A business owner (Alan) informed me in a recent analysis of his business that he had been in business 15 years. I asked how long it took to become profitable. His reply, ten years! ‘Surely you were making a profit long before the ten year mark Alan’ I added with interest? Oh sure he replied. We made healthy $$ profits after just a few years. But real profit did not begin until ten years. (By this stage he had my attention!)
After ten years of business Alan pointed out that he walked out of the factory and into his office. ‘I had spent every day working with the staff on the coal face, they all knew their place and what to do, the level of return on staffing investment was okay until the day I decided to walk out, then it took off!’
The story is an intriguing one as many small business people find they are busy working in their business and not on it, here the business took off because Alan decided to have a break form his usual routine. ‘I decided to walk out as I was getting bored with things, I sat in the office and took a long lunch, I soon realised that I was not needed so I took the afternoon off a bold move for me.
The next day I decided to sit in the office and take a look at what was happening at the other end of proceedings, the sales and reception team were answering the phone in three or four rings, but I asked myself, what if we do it in two or three? And before long I had set an unconscious benchmark that we now follow, the customers often comment on the level of service.’
What happened to make it work?
By taking the break, Alan had discovered by accident that productivity picked up and the work got done without him being there. His life became more balanced and his relationship with his wife blossomed. It worked because he managed by walking away, the team felt empowered and responsible, if a problem arose they took action to rectify the situation and got the task done.
In time Alan’s team developed automatic systems of operation that ensure that the work flows well and any challenges are quickly overcome.

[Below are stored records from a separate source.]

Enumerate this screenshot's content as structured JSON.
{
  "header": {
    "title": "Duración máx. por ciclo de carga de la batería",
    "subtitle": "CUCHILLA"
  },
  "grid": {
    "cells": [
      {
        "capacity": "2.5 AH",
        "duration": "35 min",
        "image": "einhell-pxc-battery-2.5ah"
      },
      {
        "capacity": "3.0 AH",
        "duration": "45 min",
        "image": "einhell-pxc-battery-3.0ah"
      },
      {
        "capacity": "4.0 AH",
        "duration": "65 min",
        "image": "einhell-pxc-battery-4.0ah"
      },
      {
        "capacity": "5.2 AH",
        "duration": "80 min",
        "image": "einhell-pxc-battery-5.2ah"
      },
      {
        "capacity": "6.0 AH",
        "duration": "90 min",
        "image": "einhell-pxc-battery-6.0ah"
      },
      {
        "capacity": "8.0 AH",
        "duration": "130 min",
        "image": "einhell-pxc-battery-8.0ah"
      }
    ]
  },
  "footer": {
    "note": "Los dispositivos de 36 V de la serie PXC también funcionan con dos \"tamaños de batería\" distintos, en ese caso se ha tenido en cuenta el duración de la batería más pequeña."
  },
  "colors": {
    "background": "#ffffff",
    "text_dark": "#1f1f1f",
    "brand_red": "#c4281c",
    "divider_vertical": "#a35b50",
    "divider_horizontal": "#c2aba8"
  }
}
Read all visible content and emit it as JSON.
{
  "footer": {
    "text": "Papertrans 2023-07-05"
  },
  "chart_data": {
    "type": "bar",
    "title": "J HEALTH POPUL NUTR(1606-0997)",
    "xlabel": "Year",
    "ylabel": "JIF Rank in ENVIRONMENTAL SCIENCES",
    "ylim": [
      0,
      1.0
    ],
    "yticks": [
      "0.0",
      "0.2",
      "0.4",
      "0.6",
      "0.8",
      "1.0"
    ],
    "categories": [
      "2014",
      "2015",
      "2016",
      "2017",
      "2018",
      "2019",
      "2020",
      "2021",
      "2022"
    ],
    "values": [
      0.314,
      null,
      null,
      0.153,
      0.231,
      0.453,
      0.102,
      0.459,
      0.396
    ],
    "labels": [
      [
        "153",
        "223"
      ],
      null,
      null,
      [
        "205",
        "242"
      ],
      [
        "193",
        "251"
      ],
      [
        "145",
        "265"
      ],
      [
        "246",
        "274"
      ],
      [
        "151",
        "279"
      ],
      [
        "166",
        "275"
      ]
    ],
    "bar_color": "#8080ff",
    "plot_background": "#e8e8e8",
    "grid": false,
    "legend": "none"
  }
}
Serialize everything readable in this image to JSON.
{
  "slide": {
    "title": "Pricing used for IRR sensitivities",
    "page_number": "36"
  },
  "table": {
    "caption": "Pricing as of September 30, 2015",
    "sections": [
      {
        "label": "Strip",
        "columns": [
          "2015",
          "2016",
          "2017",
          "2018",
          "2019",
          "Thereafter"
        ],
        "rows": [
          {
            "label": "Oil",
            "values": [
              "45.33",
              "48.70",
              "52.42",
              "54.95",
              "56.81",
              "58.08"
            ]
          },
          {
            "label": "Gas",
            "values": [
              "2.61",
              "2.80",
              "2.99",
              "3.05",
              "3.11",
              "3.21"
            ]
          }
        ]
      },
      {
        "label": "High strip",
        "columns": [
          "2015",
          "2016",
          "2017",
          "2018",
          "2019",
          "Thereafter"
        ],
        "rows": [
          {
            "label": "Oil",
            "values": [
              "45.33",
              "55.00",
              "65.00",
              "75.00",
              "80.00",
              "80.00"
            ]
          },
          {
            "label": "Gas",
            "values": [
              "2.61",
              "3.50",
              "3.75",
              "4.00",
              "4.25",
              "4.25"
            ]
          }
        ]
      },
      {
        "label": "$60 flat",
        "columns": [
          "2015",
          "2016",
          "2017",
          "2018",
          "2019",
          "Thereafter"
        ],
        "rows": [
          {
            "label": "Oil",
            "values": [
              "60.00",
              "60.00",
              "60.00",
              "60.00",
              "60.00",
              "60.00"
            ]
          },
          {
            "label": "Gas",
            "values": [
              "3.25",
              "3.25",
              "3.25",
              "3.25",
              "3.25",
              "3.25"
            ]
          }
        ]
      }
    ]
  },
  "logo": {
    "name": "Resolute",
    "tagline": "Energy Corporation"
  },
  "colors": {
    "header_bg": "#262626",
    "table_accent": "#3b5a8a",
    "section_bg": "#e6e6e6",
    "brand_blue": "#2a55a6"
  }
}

The team is handsomely rewarded for their efforts and absenteeism is minimal.
Alan has also developed systems within the marketing and management side of the business to maximise the overall potential of the business. ‘We were working hard and getting no where until I discovered some simple systems to keep the ball rolling and clear out the bottlenecks that showed up from time to time.’ We created some simple procedures around each aspect of the business so that we could train staff quickly and consistently and soon reaped the rewards of a motivated and self assured staff member in no time at all.
A major area of concern for most business people, Alan says he made the task easy, ‘We create a super wish list (job description) of what we would like and before long the recruitment agency has found what we wanted.
Alan’s success is based partially around marketing more effectively. ‘When I first spent more time in the office, I started to become excellent at asking all kinds of questions, every sales rep that was selling marketing options was run through the wringer to find the real impact that marketing option had. We soon became excellent at hitting our target market and planning our marketing with ease.’
Being good at the knitting
By trusting his staff Alan found they became more responsible for the operational side of the business. ‘I had my doubts, but now I know they can be trusted and offer a range of suggestions for improving things at all kinds of levels. We make sure we have the latest knowledge of production methods and upgrade accordingly. We know our limitations and work well within these limits.’
Developing sales skills
‘Marketing is all about selling and service’ Alan said. ‘We aim to get the clients needs figured out quickly and deliver the goods in a shorter time frame where possible, imagine the looks on their faces when a two week deadline for a production run is done in a week and a half.’
Knowing what the future holds
Alan is confident that the future is rosy but does not rest on his laurels. ‘Business can change overnight and we need to be on our toes all the time, constant research in to new ideas and methods as well as investing the profits wisely has been great advice that I recommend to anyone in business. This gives us security and peace of mind.’
Clarity of communication – the key
The main key he mentioned regularly was the clarity of communication that had been built up between the staff and the clients, which meant the team had a great way of developing the service levels of the business.
If you want success in business Alan’s story is a great one to model on.